Memory Management Part 1: An Introduction To Pointers.

Now, there is an inconvenient truth to programming that many do fail to catch if they are using Java and other garbage collected languages and it is that memory must be managed effectively. While newer languages use garbage collection, C, C++, and many other languages still utilize manual memory management. Also, manual memory management can sometimes be notably better than garbage collection in terms of performance. The reason for this is that the garbage collector has to determine what objects can be removed which adds processing overhead and sometimes can stall a program temporarily if the collector isn't concurrent, real-time, or incremental. There is also the possibility that if the garbage collector is not well handled, it can often fail to catch when items in memory are no longer necessary. It is for these reasons that I strongly recommend that people understand pointers and how to manage memory.

Now that I have explained the importance of understanding memory management, I will introduce how pointers work. The most basic idea of pointers is that it points to a particular part of memory where information is stored. Now usually when a variable is declared, it is assigned a position in memory automatically without us having to do it thanks in part to the operating system. However, it is useful to know the position of some variables. To get this we would use a reference operator, which in C and C++ is represented by the ampersand sign (&) prior to a variable name. Below is an example that I will explain.

addressOne = &one;

In the example line of code I have given, the variable addressOne is being set to the address that the variable one is held rather than what one holds. As a result, when addressOne is printed, it will show the address of one. We can use addressOne to access the information held in one though by using a dereference operator which is represented by an asterisk (*) prior to a variable name. Below is an example of this in action:

newOne = *addressOne;

In the example I have given, newOne is being set to the value held in addressOne's address. With all of this in mind, I will combine these examples together with a value.

int one = 42;
addressOne = &one;
newOne = *addressOne;

In this example, one and newOne would be set to the integer 42 and addressOne would be set to the address that holds the value of the one variable. Likewise, should I not have had the dereference operation in front of addressOne and went 'newOne = addressOne' then newOne would contain the address that one is set to and not the actual integer. In addition to this, pointer types can be declared straight out of the gate by using the following syntax in C/C++:

int * two;

In this respect, the asterisk is actually behaving differently as it is declaring this to be a pointer and is not acting as a dereference operator as we've seen before. Instead of this being an integer though, this states that this holds the address of an integer and it will function to mention what type of value it is supposed to hold typically.

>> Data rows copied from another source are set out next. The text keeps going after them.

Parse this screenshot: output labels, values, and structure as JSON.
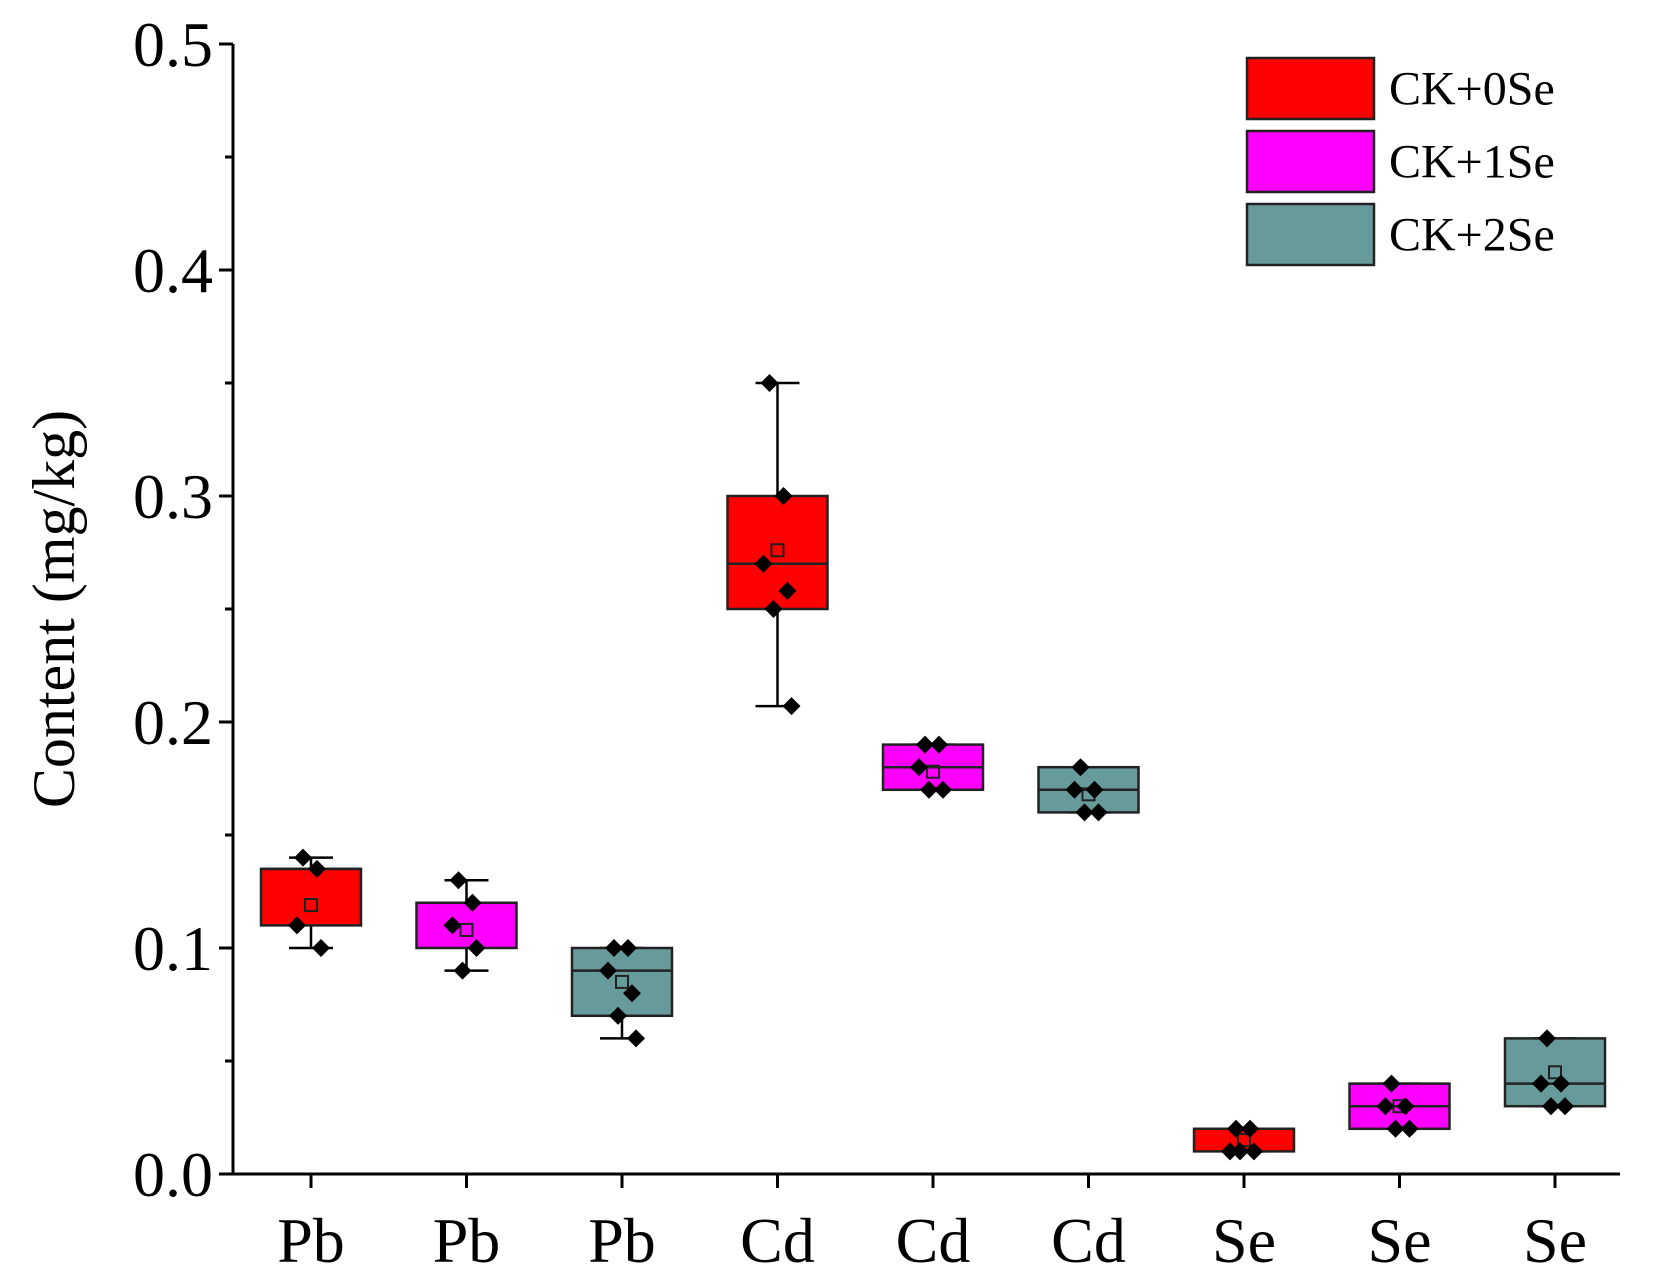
{
  "chart_data": {
    "type": "box",
    "title": "",
    "xlabel": "",
    "ylabel": "Content (mg/kg)",
    "ylim": [
      0.0,
      0.5
    ],
    "yticks": [
      "0.0",
      "0.1",
      "0.2",
      "0.3",
      "0.4",
      "0.5"
    ],
    "ytick_values": [
      0.0,
      0.1,
      0.2,
      0.3,
      0.4,
      0.5
    ],
    "categories": [
      "Pb",
      "Pb",
      "Pb",
      "Cd",
      "Cd",
      "Cd",
      "Se",
      "Se",
      "Se"
    ],
    "legend_position": "top-right",
    "series": [
      {
        "name": "CK+0Se",
        "color": "#ff0000"
      },
      {
        "name": "CK+1Se",
        "color": "#ff00ff"
      },
      {
        "name": "CK+2Se",
        "color": "#679a9a"
      }
    ],
    "boxes": [
      {
        "category": "Pb",
        "series": "CK+0Se",
        "whisker_low": 0.1,
        "q1": 0.11,
        "median": 0.135,
        "q3": 0.135,
        "whisker_high": 0.14,
        "mean": 0.119,
        "points": [
          0.14,
          0.135,
          0.11,
          0.1
        ]
      },
      {
        "category": "Pb",
        "series": "CK+1Se",
        "whisker_low": 0.09,
        "q1": 0.1,
        "median": 0.12,
        "q3": 0.12,
        "whisker_high": 0.13,
        "mean": 0.108,
        "points": [
          0.13,
          0.12,
          0.11,
          0.1,
          0.09
        ]
      },
      {
        "category": "Pb",
        "series": "CK+2Se",
        "whisker_low": 0.06,
        "q1": 0.07,
        "median": 0.09,
        "q3": 0.1,
        "whisker_high": 0.1,
        "mean": 0.085,
        "points": [
          0.1,
          0.1,
          0.09,
          0.08,
          0.07,
          0.06
        ]
      },
      {
        "category": "Cd",
        "series": "CK+0Se",
        "whisker_low": 0.207,
        "q1": 0.25,
        "median": 0.27,
        "q3": 0.3,
        "whisker_high": 0.35,
        "mean": 0.276,
        "points": [
          0.35,
          0.3,
          0.27,
          0.258,
          0.25,
          0.207
        ]
      },
      {
        "category": "Cd",
        "series": "CK+1Se",
        "whisker_low": 0.17,
        "q1": 0.17,
        "median": 0.18,
        "q3": 0.19,
        "whisker_high": 0.19,
        "mean": 0.178,
        "points": [
          0.19,
          0.19,
          0.18,
          0.17,
          0.17
        ]
      },
      {
        "category": "Cd",
        "series": "CK+2Se",
        "whisker_low": 0.16,
        "q1": 0.16,
        "median": 0.17,
        "q3": 0.18,
        "whisker_high": 0.18,
        "mean": 0.168,
        "points": [
          0.18,
          0.17,
          0.17,
          0.16,
          0.16
        ]
      },
      {
        "category": "Se",
        "series": "CK+0Se",
        "whisker_low": 0.01,
        "q1": 0.01,
        "median": 0.02,
        "q3": 0.02,
        "whisker_high": 0.02,
        "mean": 0.015,
        "points": [
          0.02,
          0.02,
          0.01,
          0.01,
          0.01
        ]
      },
      {
        "category": "Se",
        "series": "CK+1Se",
        "whisker_low": 0.02,
        "q1": 0.02,
        "median": 0.03,
        "q3": 0.04,
        "whisker_high": 0.04,
        "mean": 0.03,
        "points": [
          0.04,
          0.03,
          0.03,
          0.02,
          0.02
        ]
      },
      {
        "category": "Se",
        "series": "CK+2Se",
        "whisker_low": 0.03,
        "q1": 0.03,
        "median": 0.04,
        "q3": 0.06,
        "whisker_high": 0.06,
        "mean": 0.045,
        "points": [
          0.06,
          0.04,
          0.04,
          0.03,
          0.03
        ]
      }
    ]
  }
}
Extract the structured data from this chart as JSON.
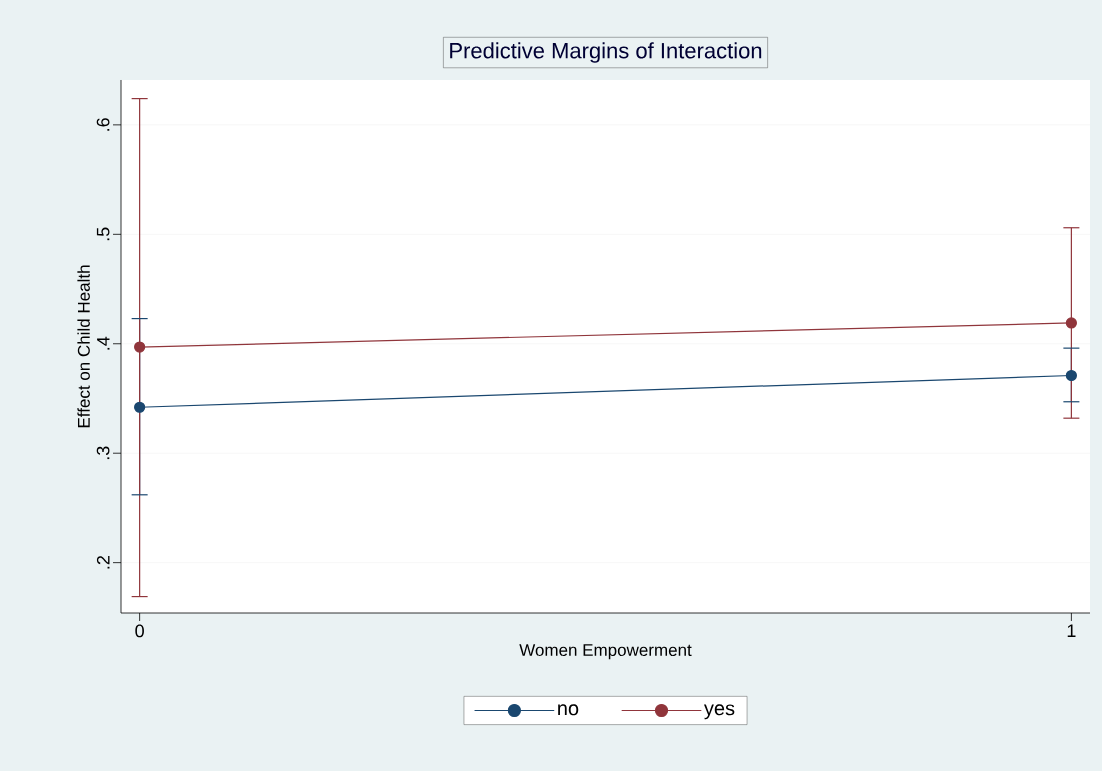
{
  "chart_data": {
    "type": "line",
    "title": "Predictive Margins of Interaction",
    "xlabel": "Women Empowerment",
    "ylabel": "Effect on Child Health",
    "x": [
      0,
      1
    ],
    "series": [
      {
        "name": "no",
        "color": "#1a476f",
        "values": [
          0.342,
          0.371
        ],
        "errors": [
          [
            0.262,
            0.423
          ],
          [
            0.347,
            0.396
          ]
        ]
      },
      {
        "name": "yes",
        "color": "#90353b",
        "values": [
          0.397,
          0.419
        ],
        "errors": [
          [
            0.169,
            0.624
          ],
          [
            0.332,
            0.506
          ]
        ]
      }
    ],
    "xlim": [
      -0.02,
      1.02
    ],
    "ylim": [
      0.154,
      0.641
    ],
    "xticks": [
      0,
      1
    ],
    "yticks": [
      {
        "value": 0.2,
        "label": ".2"
      },
      {
        "value": 0.3,
        "label": ".3"
      },
      {
        "value": 0.4,
        "label": ".4"
      },
      {
        "value": 0.5,
        "label": ".5"
      },
      {
        "value": 0.6,
        "label": ".6"
      }
    ],
    "grid": "y",
    "legend": "bottom",
    "marker": "circle",
    "line_style": "solid"
  }
}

Last, but certainly not least is that there is a more advanced trick that allows you to use function pointers. What this consists of is creating variables that point to an executable function. The way to establish a function pointer is seen below:

int (*doublerPointer)(int);

In the example I have given, this establishes a function pointer named doublerPointer, mentions that it receives one integer, and that it returns an integer. Now let's say that I want to use it with a function such as this:

int doubler(int input)
     return input * 2;

This would require me to set this to the location of this function. An example of this being used to double a number is shown below.

int (*doublerPointer)(int);
doublerPointer = doubler;
int result = (*doublerPointer)(4);

The end result of this example would be that result would end up being 16. Now in the case of this, the best use of function pointers are for using them in a callback function that will handle more than one function pointer that utilize the same types of input and output. As such, I would recommend using it for just that and for other specialized tasks where function pointers would be superior over simply calling the function.